All patients had the IABP support discontinued prior to each turndown study. The first echocardiogram study was done after successful completion of the rewarming protocol >24 h after the patient’s hospital admission. The turndown studies were then performed daily until the patient was deemed suitable for decannulation or care was terminated.
ECHOCARDIOGRAPHIC EVALUATION OF RECOVERY OF CARDIAC FUNCTION AND VENTRICULAR UNLOADING
Four parameters were evaluated at five stages during hospitalization:
- Left ventricular ejection fraction (LVEF)
- LV end-diastolic diameter (LVEDD)
- LV end-systolic diameter (LVESD)
- Fractional shortening
The hospitalization stages were:
- The first echocardiogram of the hospitalization
- The first turndown echocardiogram at the baseline (highest) and lowest VA-ECMO flow
- The last turndown echocardiogram study before decannulation or declaration of death at the baseline (highest) and lowest VA-ECMO flows.
Myocardial loading was evaluated using LVEDD, which was considered as a surrogate for LV preload.
Afterload was evaluated using LVESD, systolic blood pressure (SBP) and fractional shortening, which was also used to evaluate and LV efficiency.
Finally, functional recovery was measured by LVEF.
172 patients underwent VA-ECMO placement for refractory VT/VF OHCA, but 95 of then had care withdrawn before their first echocardiogram due to evidence of devastating neurologic injury or goals of care decisions that were made in the first 24 h. 77 patients had >1 interpretable turndown echocardiograms and were included in the analyses.

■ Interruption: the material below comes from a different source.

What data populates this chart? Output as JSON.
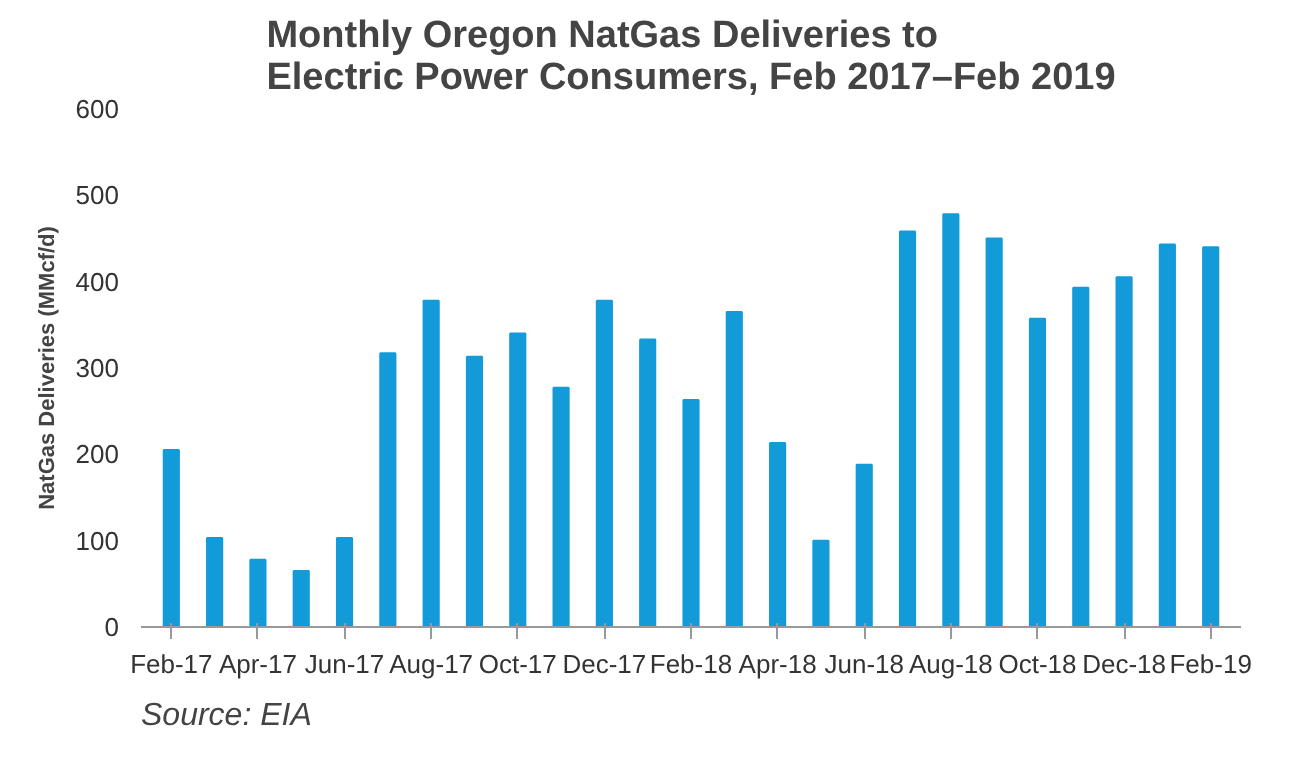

LVEF increased from 9.7±10.1% during the first echocardiogram after rewarming to 43.1±13.1% after decannulation (p < 0.00). The LVEDD remained stable in the overall cohort (p = 0.36). The LVESD trended downwards during the hospitalization from 3.9 ± 1.2 cm in the first echocardiogram after rewarming to 3.6 ± 0.9 cm after decannulation (p = 0.12). Fractional shortening improved from 0.14 ± 0.12 during the first echocardiogram after rewarming to 0.31 ± 0.14 after decannulation.
The author concluded that refractory VT/VF OHCA patients who were treated with VA-ECMO had significant biventricular recovery. Cardiac recovery appeared to be a time-dependent phenomenon that may occur via reduction of transpulmonary flow and LV preload without a clinically significant increase in afterload.